Lamentan que la JCCM no quiera diseñar el Plan de Recuperación del lobo en la región

Anibal B.C. Ciudad Real
Iberian Wolf alpha male feeding on deer, its mouth tinted with fresh blood

Iberian Wolf alpha male feeding on deer, its mouth tinted with fresh blood

El Defensor del Pueblo ha entendido que, dado que no ha sido posible una resolución de la Consejería adecuada a la propuesta formulada por esta institución, incluirá este asunto en el informe anual a las Cortes Generales.

La Asociación Naturalista ‘Aullidos de Sierra Madrona’ (Anasma) ha lamentado hoy que la Junta de Castilla-La Mancha se haya negado a diseñar el Plan de Recuperación del lobo ibérico en la región, tal y como se exige para una especie que se encuentra en peligro de extinción.

Según han explicado fuentes de Anasma, la decisión de la Junta ha quedado reflejada en la contestación que ha remitido a la oficina del Defensor del Pueblo, que había sugerido a la consejería de Agricultura, Medio Ambiente y Desarrollo Rural que aprobara este plan.

En el escrito firmado por el Defensor del Pueblo, Francisco Fernández Marugán, éste ha dado a conocer a Anasma que la consejería dirigida por Francisco Martínez entiende que existen en la actualidad otras medidas que garantizar la pervivencia y la recuperación de esta especie en Castilla-La Mancha.

El Defensor del Pueblo ha entendido que, dado que no ha sido posible una resolución de la Consejería adecuada a la propuesta formulada por esta institución, incluirá este asunto en el informe anual a las Cortes Generales.

La Junta ha rechazado la sugerencia formulada por esta Institución en virtud de que en Castilla-La Mancha, existen espacios de la Red Natura 2000 equivalentes a las áreas críticas de un plan de recuperación, en los cuales el lobo es un elemento clave para su gestión.

Además, ha ampliado que existe un conjunto de medidas basadas en conocimientos técnicos y científicos para la conservación de esta especie, que están recogidas en los planes de gestión de los espacios de la Red Natura en donde está presente la especie.

Este conjunto de medidas se están aplicando en la actualidad, lo que ha permitido la supervivencia de la especie en Castilla-La Mancha durante los últimos veinte años.

Aunque no exista un plan de recuperación formalmente aprobado, han apuntado, existe una planificación para su conservación y recuperación que se puede considerar como equivalente.

En sí mismo, le ha indicado la Junta al Defensor del Pueblo, la elaboración de un plan de recuperación para el lobo no supone garantizar la conservación y recuperación de la especie.

La Consejería ha concluido que la elaboración del plan de recuperación provocaría situaciones conflictivas, cuyo principal perjudicado sería el lobo y el Defensor del Pueblo que de la respuesta aportada no se deducen elementos que desvirtúen los términos de la queja ni que alteren el fundamento de la sugerencia formulada.

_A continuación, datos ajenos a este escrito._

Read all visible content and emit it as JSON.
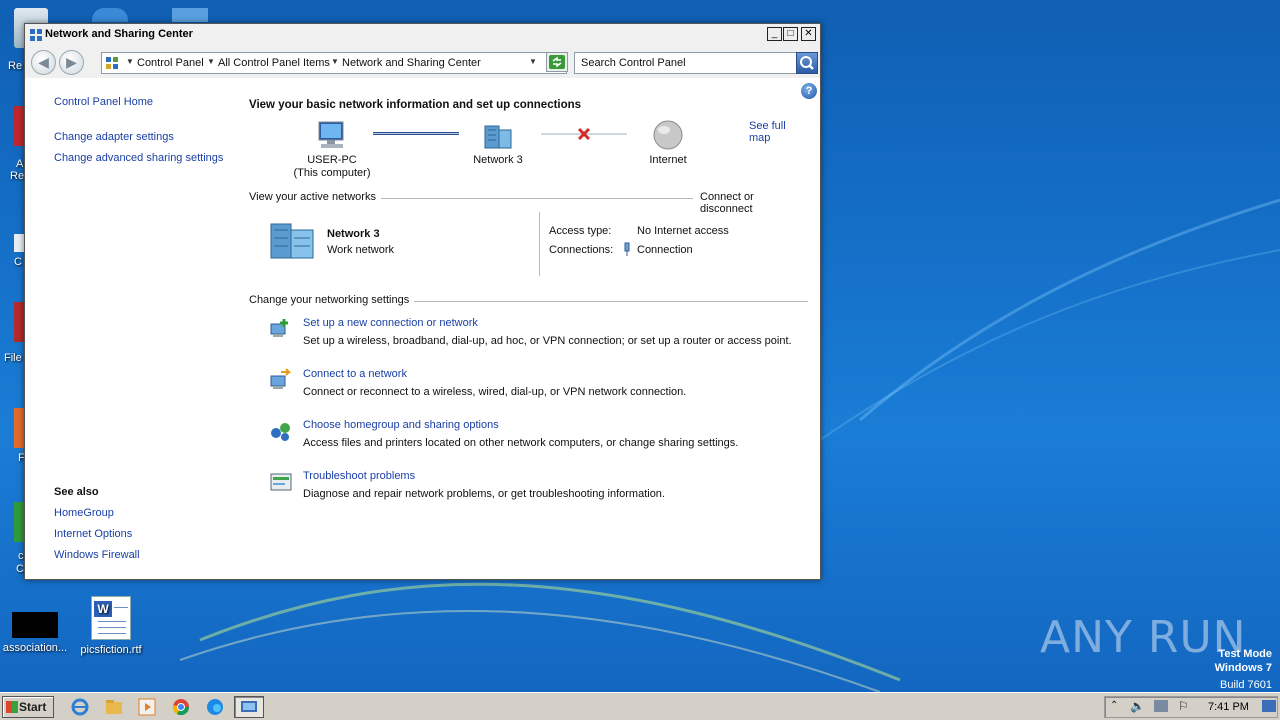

De hecho, la Institución ha remarcado que ya expuso detalladamente las razones por las que los instrumentos de protección existentes en Castilla-La Mancha no eran suficientes para dar cumplimiento a las exigencias de la legislación básica en materia de patrimonio natural y biodiversidad.

Y ha insistido en que resultaba necesario aprobar el plan de recuperación específico para el lobo en todo el ámbito territorial de la comunidad autónoma con el fin de compatibilizar la conservación de esta especie en peligro de extinción con el desarrollo de actividades ganaderas.

Además, también ha hecho referencia a que la aprobación de un plan de recuperación de una especie en peligro de extinción es una exigencia legal recogida en el artículo 59 de la Ley de Patrimonio Natural y de Biodiversidad, “no una decisión discrecional de la Administración”.

Y ha trasladado al Gobierno regional que una de las finalidades de los planes de recuperación es, precisamente, “acordar, con participación de todos los sectores afectados, una solución a los conflictos que pudieran plantearse”.

Sobre la afirmación de la Consejería de que la elaboración de un plan de recuperación en sí mismo no supone garantizar la conservación de la especie, el Defensor del Pueblo ha advertido en su contestación que “efectivamente, el mero hecho de elaborar un plan supone un escaso avance”.

Sin embargo, ha insistido, “si se aprueba con un contenido adecuado para conseguir las finalidades previstas en la normativa básica y se destinan a ello los recursos humanos y económicos suficientes, entonces el plan sí debe contribuir a la recuperación de la especie”.

Los argumentos que mantiene el Defensor del Pueblo son los que apoya Anasma, que ha señalado que seguirá peleando por contar en el futuro con un plan de recuperación del lobo en Castilla-La Mancha.